I hope the app gave you some good chuckles as you went around though. It's hard to explain how excited I felt when I saw pg_is_a_butt at the top of my pandas data frame the first time I processed the data.

It's doing a little bit right. :)

My saltiest comment was reportedly "If taxing price gougers seems stupid you're going to hate the pitchfork-toting mobs." I'm not sure how to work some kind of contextual analysis into it but I'm pretty sure it's something on your to-do list. Good on you for the creative idea and implementation and putting it out here for us to sprinkle salt on.
TYVM.

This kind of feedback gets me pumped about continuing to work on it.

Honestly I think the whole thing would be more meaningful if it just used total downvotes and/or ratio of downvotes to upvotes
I agree. Would have been much easier too. Unfortunately, HN doesn't have downvotes.
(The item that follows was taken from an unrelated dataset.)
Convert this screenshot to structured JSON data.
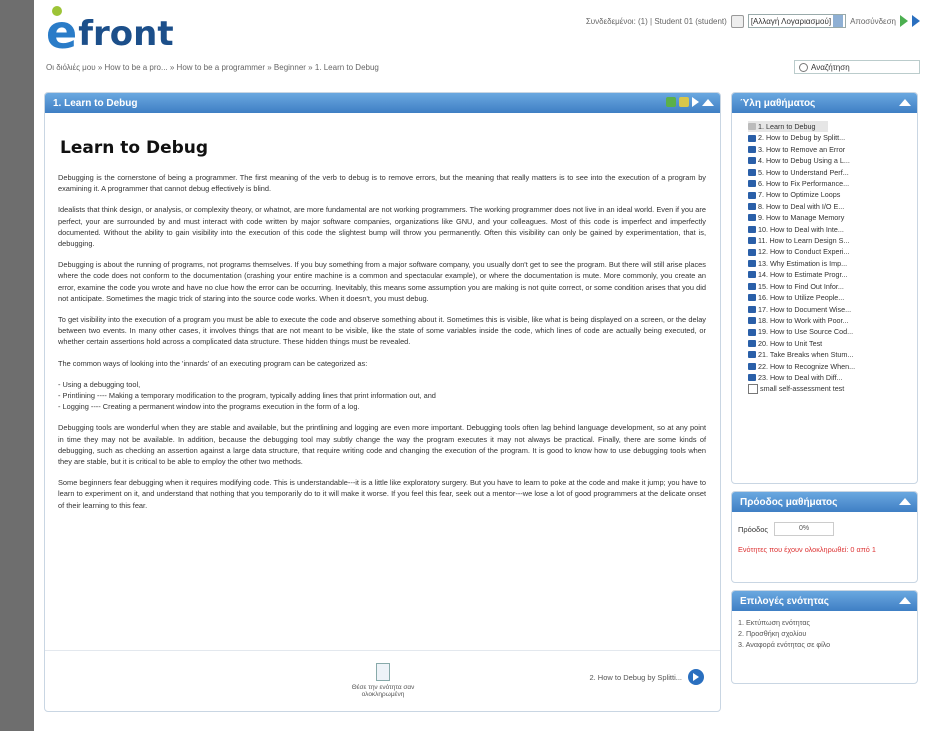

The current model does incorporate upvotes, but we're seeing a lot more success training with like-kind labeled datasets + BERT fine tuning.

Thank you for trying the app and hopefully V2 will leave you feeling like the system is more precise.

"HN doesn't have downvotes"

It certainly does; although it's possible they aren't stored independently and simply "cancel out" an upvote, so maybe that's what you meant.

The interface and the graphs are really nice; even though basing the data on votes alone would be less interesting in one sense, I think the rest of the site would still provide value even with that simpler metric.